With the risk of being redundant, I'll attempt to give my answer, if for no other reason than to help myself. Then again, the best people to answer this question are probably people who use but don't exclusively study mapping class groups.
The mapping class group is a group one associates to a surface, and it's true that it distinguishes two surfaces that are "visually different." However, I don't think this is where the true usefulness of it lies. For one thing, it is a group of homeomorphisms up to equivalence (isotopy), so studying the mapping class allows us to say that the homeomorphisms of two surfaces are different (or at least one of them has "more" or different relationships between them). This is still not the "best" use for the mapping class group though.

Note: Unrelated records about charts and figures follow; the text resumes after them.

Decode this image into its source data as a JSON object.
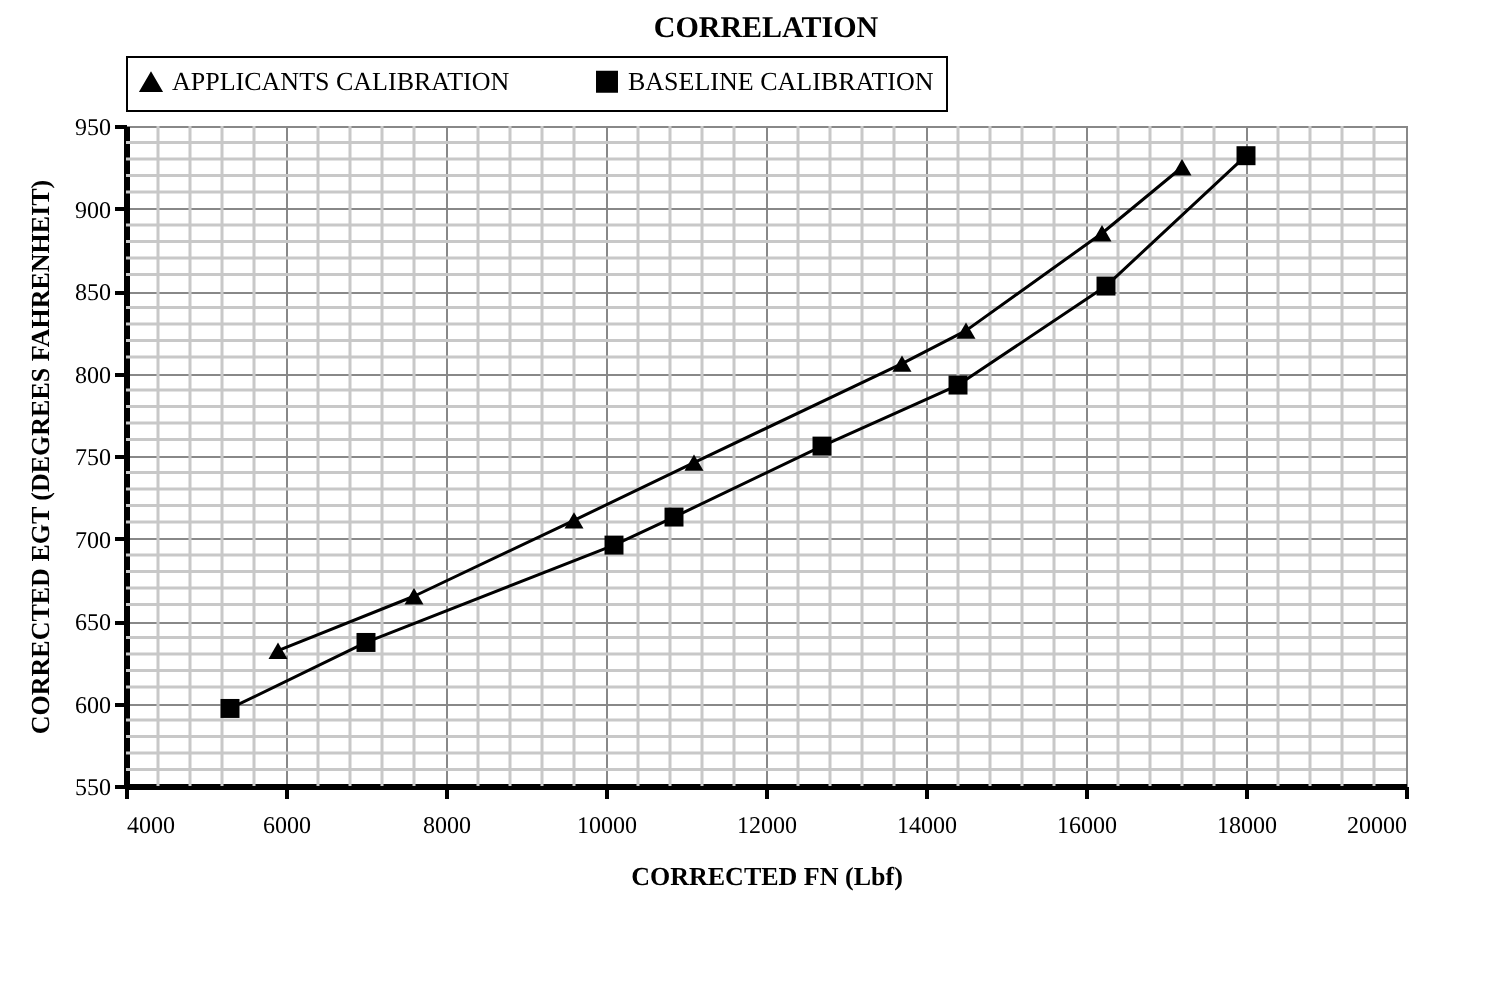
{
  "chart_data": {
    "type": "line",
    "title": "CORRELATION",
    "xlabel": "CORRECTED FN (Lbf)",
    "ylabel": "CORRECTED EGT (DEGREES FAHRENHEIT)",
    "xlim": [
      4000,
      20000
    ],
    "xticks": [
      4000,
      6000,
      8000,
      10000,
      12000,
      14000,
      16000,
      18000,
      20000
    ],
    "ylim": [
      550,
      950
    ],
    "yticks": [
      550,
      600,
      650,
      700,
      750,
      800,
      850,
      900,
      950
    ],
    "grid": true,
    "legend": "top",
    "series": [
      {
        "name": "APPLICANTS CALIBRATION",
        "color": "#000000",
        "marker": "triangle",
        "x": [
          5900,
          7600,
          9600,
          11100,
          13700,
          14500,
          16200,
          17200
        ],
        "values": [
          632,
          665,
          711,
          746,
          806,
          826,
          885,
          925
        ]
      },
      {
        "name": "BASELINE CALIBRATION",
        "color": "#000000",
        "marker": "square",
        "x": [
          5300,
          7000,
          10100,
          10850,
          12700,
          14400,
          16250,
          18000
        ],
        "values": [
          597,
          637,
          696,
          713,
          756,
          793,
          853,
          932
        ]
      }
    ]
  }
}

As mentioned in Matt E's answer, algebraic geometry is frequently interested in moduli space, and the mapping class group is the fundamental group of moduli space. Therefore it bridges between algebraic geometry and the study of surfaces.
But what it really boils down to is the mapping class group is a group of isotopy classes of homeomorphisms and will show up any time you want to discuss homeomorphisms of a surface and often when you want to discuss homeomorphisms of higher dimension and it's nice to have properties of such a group any time you want to talk about homeomorphisms. One thing I'm interested in, for example, is relating homeomorphisms of a base space and total space of a covering space and the mapping class group gives a language for this.
I think the Farb and Margalit book does a great job of motivating and in fact, is what first interested me in the topic.